"Sitting down, Jesus called the Twelve and said, 'Anyone who wants to be first must be the very last, and the servant of all.’” Mark 9:35


How would our lives change if we got up in the morning and said to ourselves, "I am not my own today. I have been bought with a price. Today I live as a servant of Jesus Christ." What outcome would this have in our homes, work places and social circles? 

At the Last Supper, Jesus did not just tell His disciples what a life with Him would mean; He demonstrated it. John 13:4-5 tells us, "He got up from the meal, took off his outer clothing, and wrapped a towel around his waist. After that, he poured water into a basin and began to wash his disciples' feet, drying them with the towel that was wrapped around him." Simon Peter was dumbfounded and refused to allow Jesus to wash his feet, but Jesus said to him, "Unless I wash you, you have no part with me." "Then Lord," Simon Peter replied, "not just my feet but my hands and my head as well" (John 13:8-9). 
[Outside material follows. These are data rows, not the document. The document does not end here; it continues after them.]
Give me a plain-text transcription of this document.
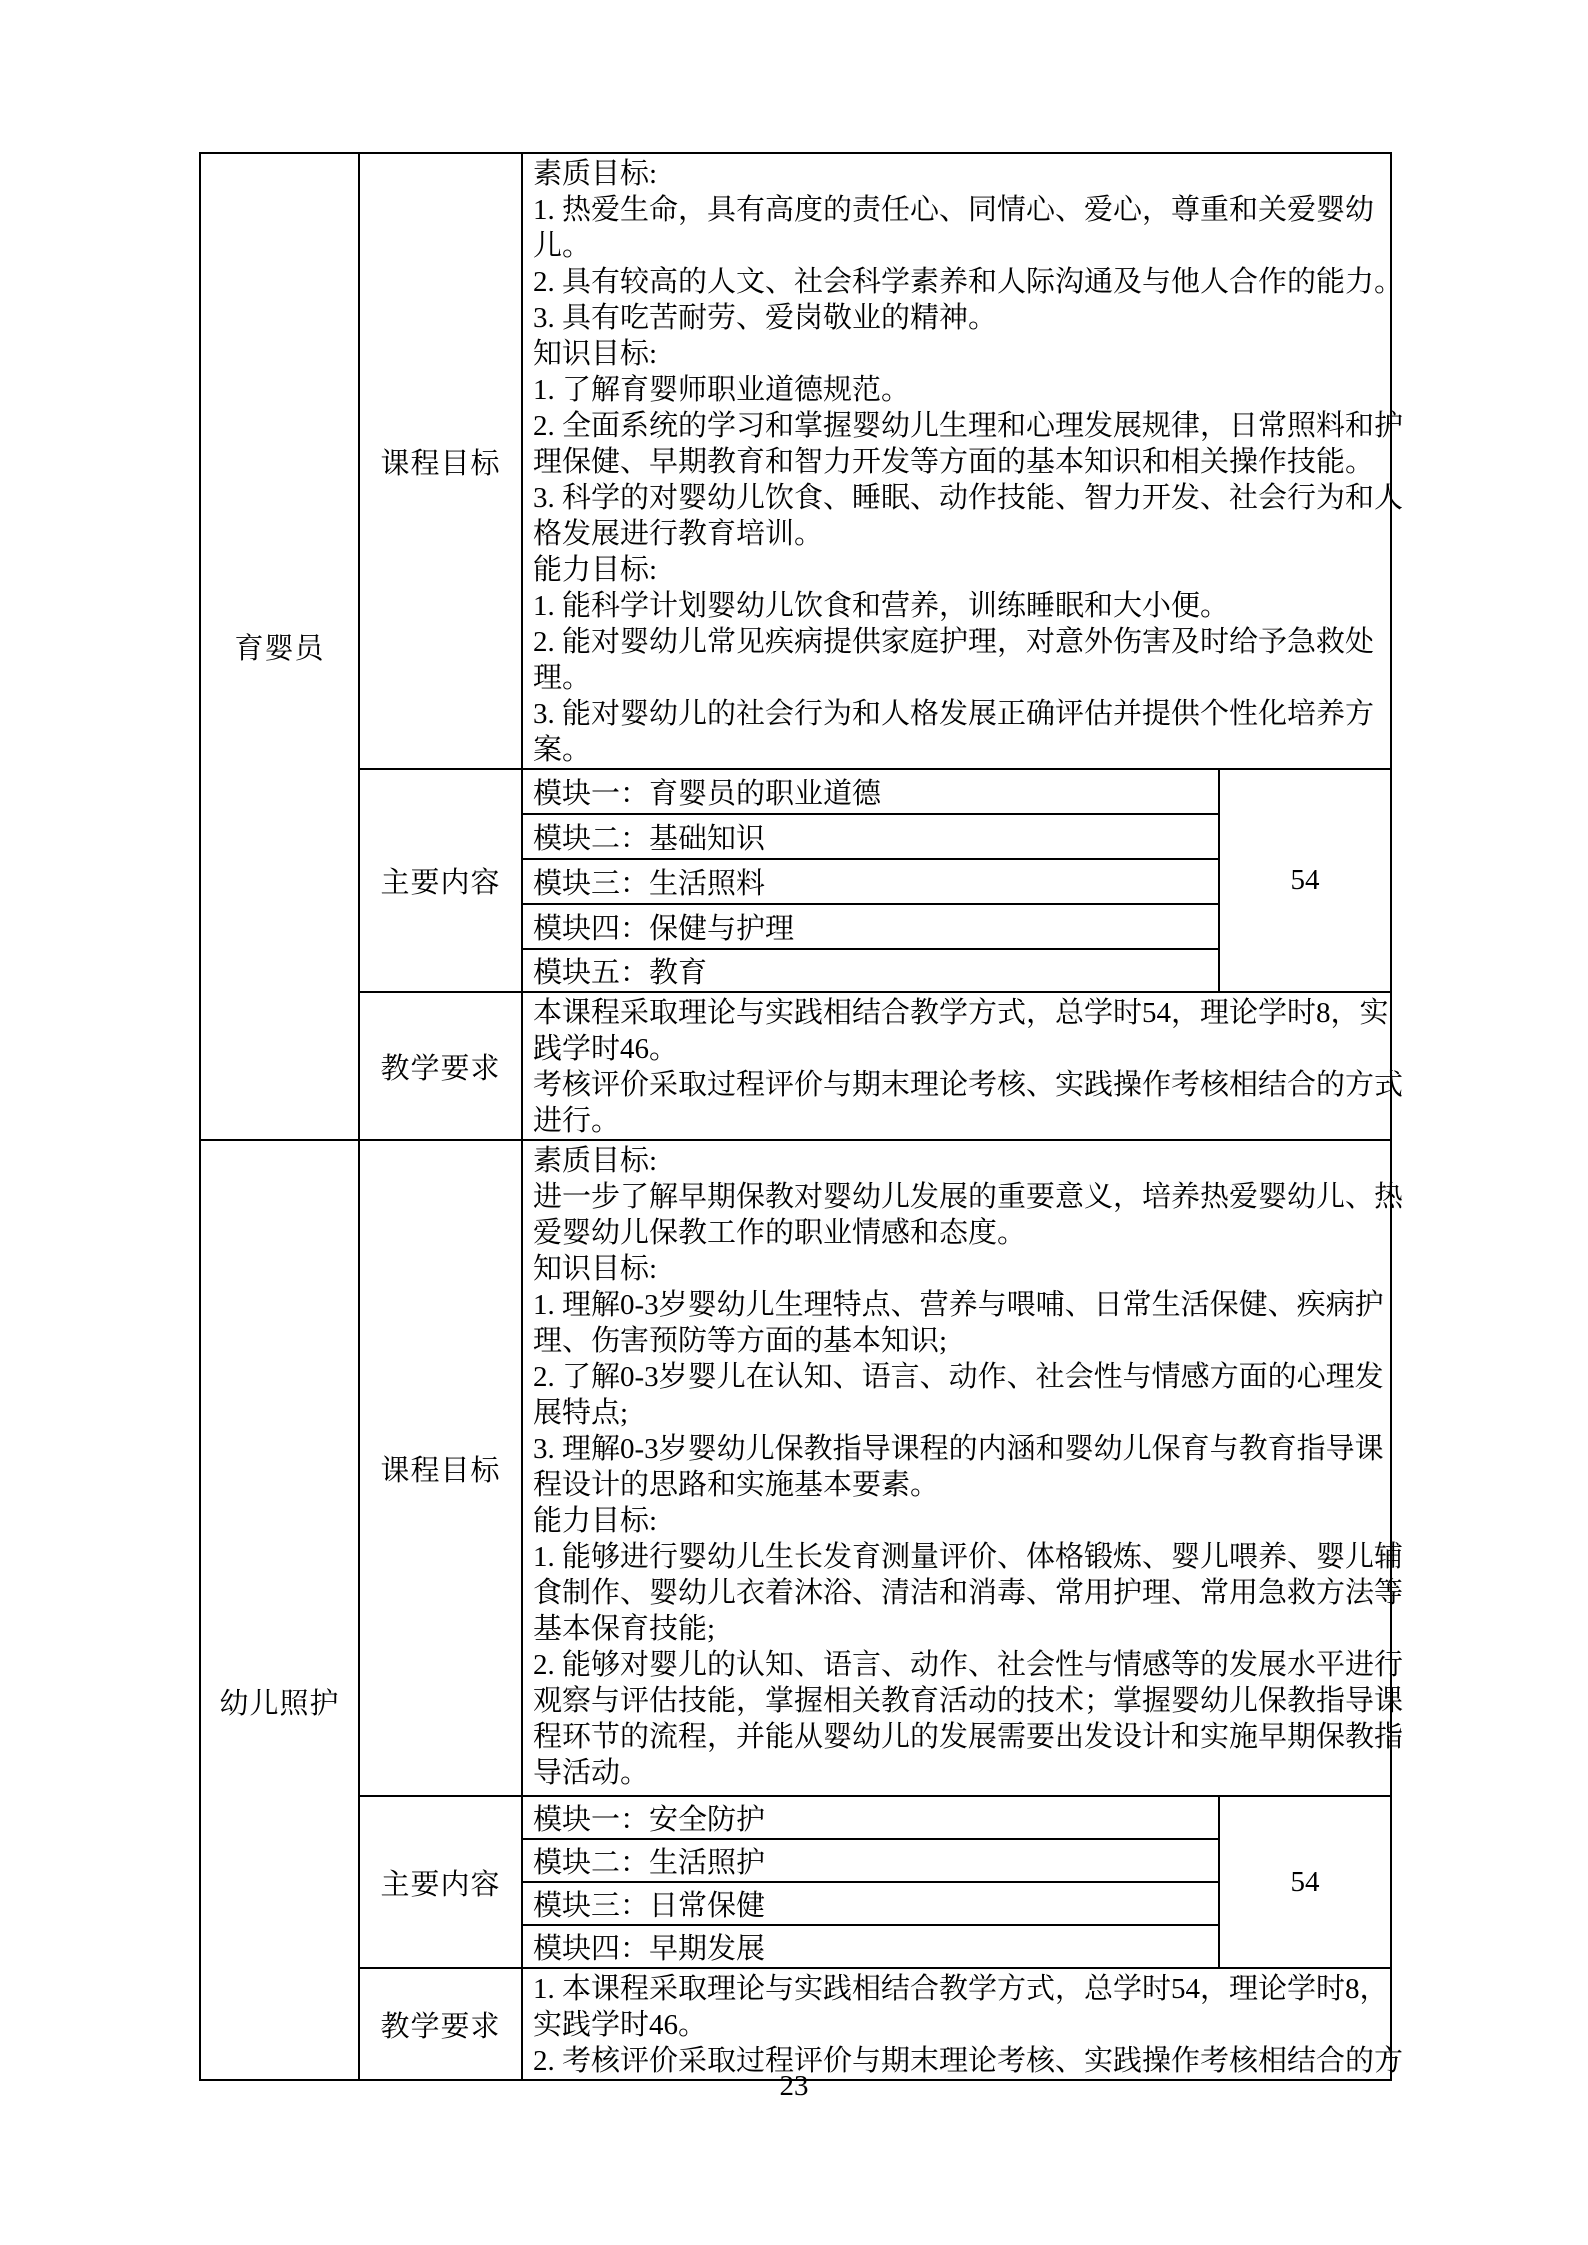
育婴员	课程目标	
素质目标:
1. 热爱生命，具有高度的责任心、同情心、爱心，尊重和关爱婴幼
儿。
2. 具有较高的人文、社会科学素养和人际沟通及与他人合作的能力。
3. 具有吃苦耐劳、爱岗敬业的精神。
知识目标:
1. 了解育婴师职业道德规范。
2. 全面系统的学习和掌握婴幼儿生理和心理发展规律，日常照料和护
理保健、早期教育和智力开发等方面的基本知识和相关操作技能。
3. 科学的对婴幼儿饮食、睡眠、动作技能、智力开发、社会行为和人
格发展进行教育培训。
能力目标:
1. 能科学计划婴幼儿饮食和营养，训练睡眠和大小便。
2. 能对婴幼儿常见疾病提供家庭护理，对意外伤害及时给予急救处
理。
3. 能对婴幼儿的社会行为和人格发展正确评估并提供个性化培养方
案。

	主要内容	模块一：育婴员的职业道德	54
		模块二：基础知识	
		模块三：生活照料	
		模块四：保健与护理	
		模块五：教育	
	教学要求	本课程采取理论与实践相结合教学方式，总学时54，理论学时8，实
践学时46。
考核评价采取过程评价与期末理论考核、实践操作考核相结合的方式
进行。	

幼儿照护	课程目标	
素质目标:
进一步了解早期保教对婴幼儿发展的重要意义，培养热爱婴幼儿、热
爱婴幼儿保教工作的职业情感和态度。
知识目标:
1. 理解0-3岁婴幼儿生理特点、营养与喂哺、日常生活保健、疾病护
理、伤害预防等方面的基本知识;
2. 了解0-3岁婴儿在认知、语言、动作、社会性与情感方面的心理发
展特点;
3. 理解0-3岁婴幼儿保教指导课程的内涵和婴幼儿保育与教育指导课
程设计的思路和实施基本要素。
能力目标:
1. 能够进行婴幼儿生长发育测量评价、体格锻炼、婴儿喂养、婴儿辅
食制作、婴幼儿衣着沐浴、清洁和消毒、常用护理、常用急救方法等
基本保育技能;
2. 能够对婴儿的认知、语言、动作、社会性与情感等的发展水平进行
观察与评估技能，掌握相关教育活动的技术；掌握婴幼儿保教指导课
程环节的流程，并能从婴幼儿的发展需要出发设计和实施早期保教指
导活动。

	主要内容	模块一：安全防护	54
		模块二：生活照护	
		模块三：日常保健	
		模块四：早期发展	
	教学要求	1. 本课程采取理论与实践相结合教学方式，总学时54，理论学时8，
实践学时46。
2. 考核评价采取过程评价与期末理论考核、实践操作考核相结合的方	
23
Afterwards, Jesus explained to His disciples, "You call me 'Teacher' and 'Lord', and rightly so, for that is what I am. Now that I, your Lord and Teacher, have washed your feet, you also should wash one another's feet. I have set you an example that you should do as I have done for you. I tell you the truth, no servant is greater than his master, nor is a messenger greater than the one who sent him" (John 13:13-16). 

Jesus illustrated that a life with Him would mean a life of humble submission and servitude. To say "I am a servant" may sound oppressive and restrictive, but to be a servant of Jesus Christ is liberating and exciting. It is His plan we submit to; His provision, protection and direction, which passes the responsibility to Him. Jesus does not call us to a task that He is not Himself the equipping and empowering for. Our responsibility is to obey Him and trust Him.

Jesus also said, "I no longer call you servants, because a servant does not know his master's business. Instead, I have called you friends, for everything that I learned from my Father I have made known to you" (John 15:15). It is this intimacy of Christ making known his mind and purpose to us that moves us from being servants to being friends. Yes, we are Christ's servants. That is what the New Testament definition of a Christian includes, but how incredibly blessed and privileged we are to know that as His disciples, He calls us His friends.


PRAYER: Dear Precious Lord, I am privileged to be your servant, but how incredibly blessed I am to be your friend. You continue to inspire and excite me. Thank You, Lord.